The built-in explanation for the sink block count states:

This counter displays the current number of sync blocks in use. Sync blocks are per-object data structures allocated for storing synchronization information. Sync blocks hold weak references to managed objects and need to be scanned by the Garbage Collector. Sync blocks are not limited to storing synchronization information and can also store COM interop metadata. This counter was designed to indicate performance problems with heavy use of synchronization primitives.

The sink block count does seem to get reset when we switch to a different application though. What exactly causes these to get created, and are there any tips for reducing the number of these?

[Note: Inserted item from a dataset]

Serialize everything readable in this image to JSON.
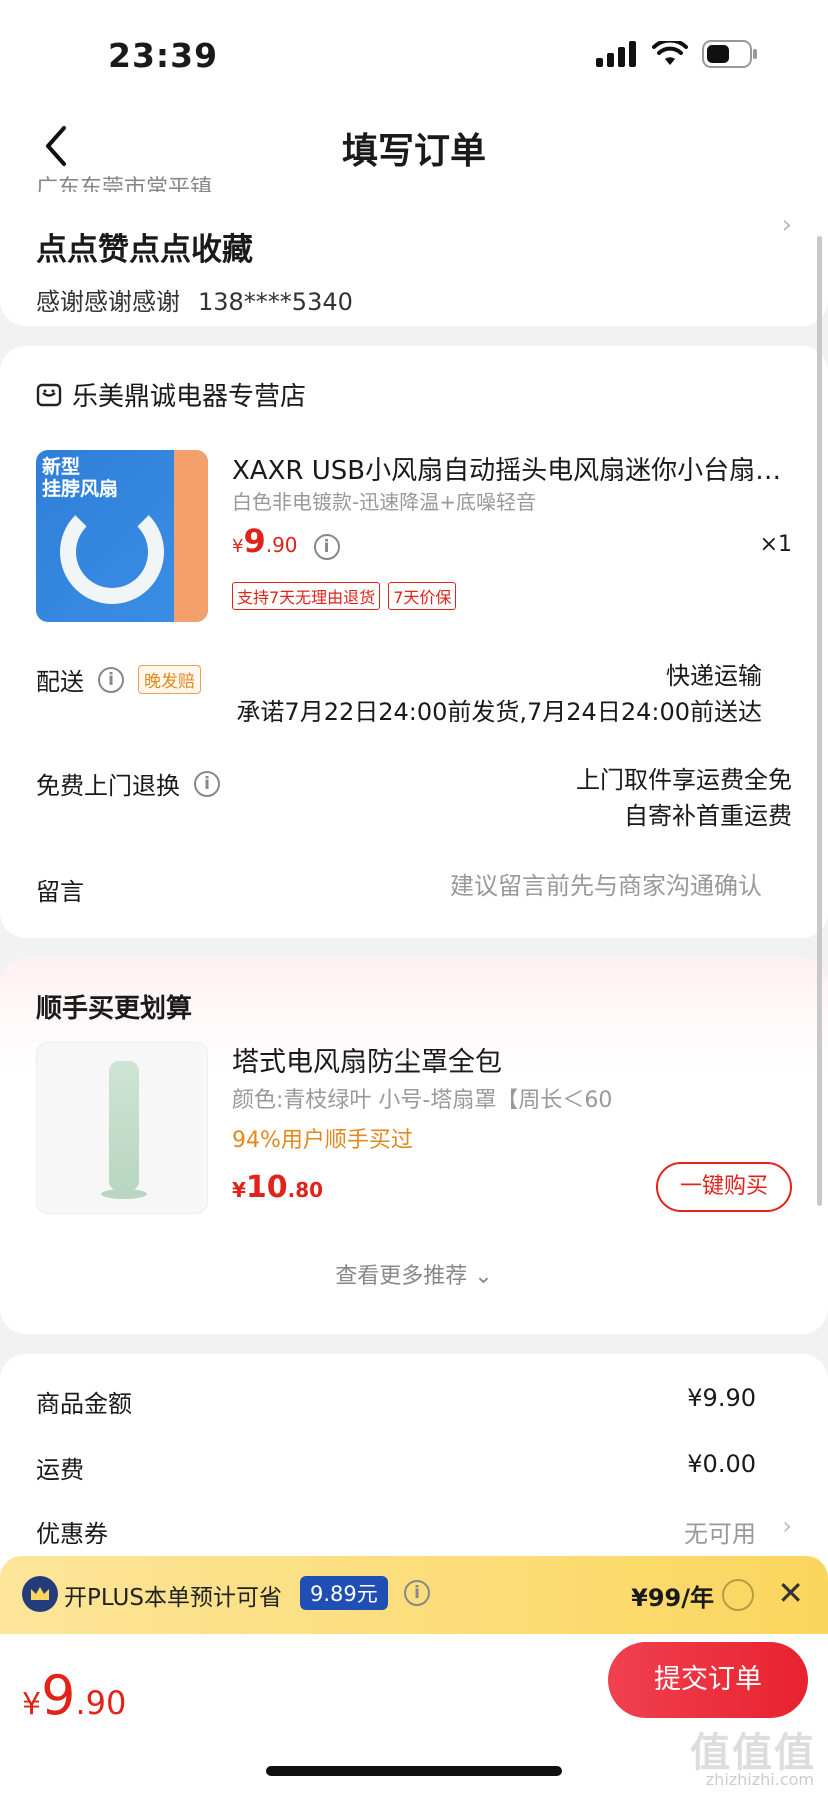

(BTW, it really is spelled "sink block" in the list of performance counters. I'm not sure if its a typo or a plumbing joke)

+2  A: 

Everytime you use a locking primitive such as lock or Monitor.Enter in the .NET platform, a sync block structure is initialized against the object instance to be locked. As stated in the definition, these blocks can hold more information such as the object's hash code and COM interop information.

Since these blocks are limited in what can be stored, accessing the blocks simultaneously causes contention which in turn causes the object header's contents to become an index into a table of system-wide sync blocks managed by the CLR. The CLR is able to recycle these sync block as and when object need them.

Locking on an object always incurs CPU spinning before waiting on a system kernel object. Whenever the allocated CPU spin is not satisified for allowing a monitor to acquire the critical section lock, an system auto-reset event handle will be created and a reference to it will be put in the associated sync block. Other threads waiting on this event handle will then block on the event handle until the owning thread has triggered the event handle's release.

Therefore, if this counter constantly increases, it is a sign that too many threads are on contention for a lock on one or more objects and these locks might never be getting released.